18 - Tell us what sort of jewelry--being in the insurance business, theyd be detailed about things like that. Tell also its value.
19 - Delete Ginger completed this sentence with contempt. The dialogue is already contemptuous. Make the dialogue do more than pass words back and forth between characters. Make it show emotion. Develop character.
20 – Since this is in her point of view, you dont need to say she knew. Just say She was pushing him, but… ON THE OTHER HAND
21 - Delete this sentence. Its telling and youve already shown her pushing him with her movements and dialogue.
22 - Delete frowned with displeasure. Just say Stu turned his attention to the pile of papers before him. Ginger and the reader will know shes being dismissed.
23 - Delete to accumulate the pent up irritability. When she clenches her hands, we know whats happening.
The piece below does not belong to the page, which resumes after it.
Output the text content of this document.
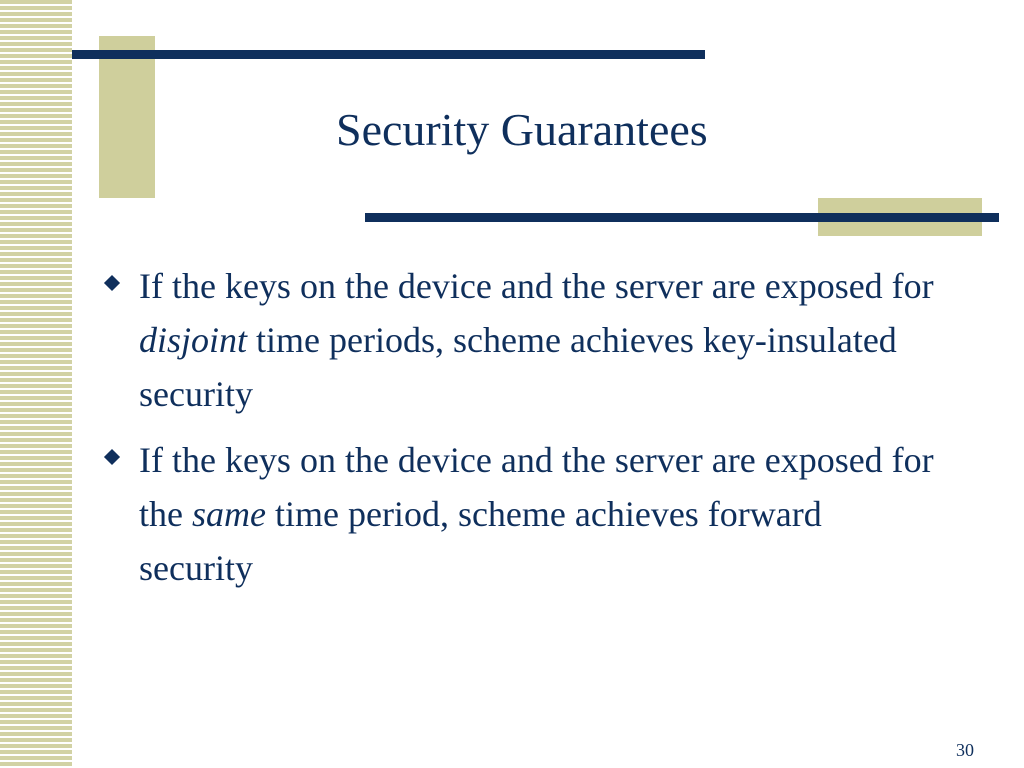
Security Guarantees
If the keys on the device and the server are exposed for disjoint time periods, scheme achieves key-insulated security
If the keys on the device and the server are exposed for the same time period, scheme achieves forward security
30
24 - Reads a little awkward. What about when several seconds had passed and Ginger hadnt shown any sign of leaving, Stu lifted his eyes, fixing her with a questioning gaze.
25 - Sent away instead of be sent out of his office. Its shorter and more to the point.
26 - Try to avoid adjectives and adverbs. In this case, you can delete pointedly because this dialogue is already to the point.
27 - Good place for a little character development on both their parts. What about Ginger leaned back in the chair, once again giving the impression of serenity. She blinked her dark eyes and waited, hoping to put him on the spot, a place she knew he wasnt comfortable.
28 - Is this a third case, or the second?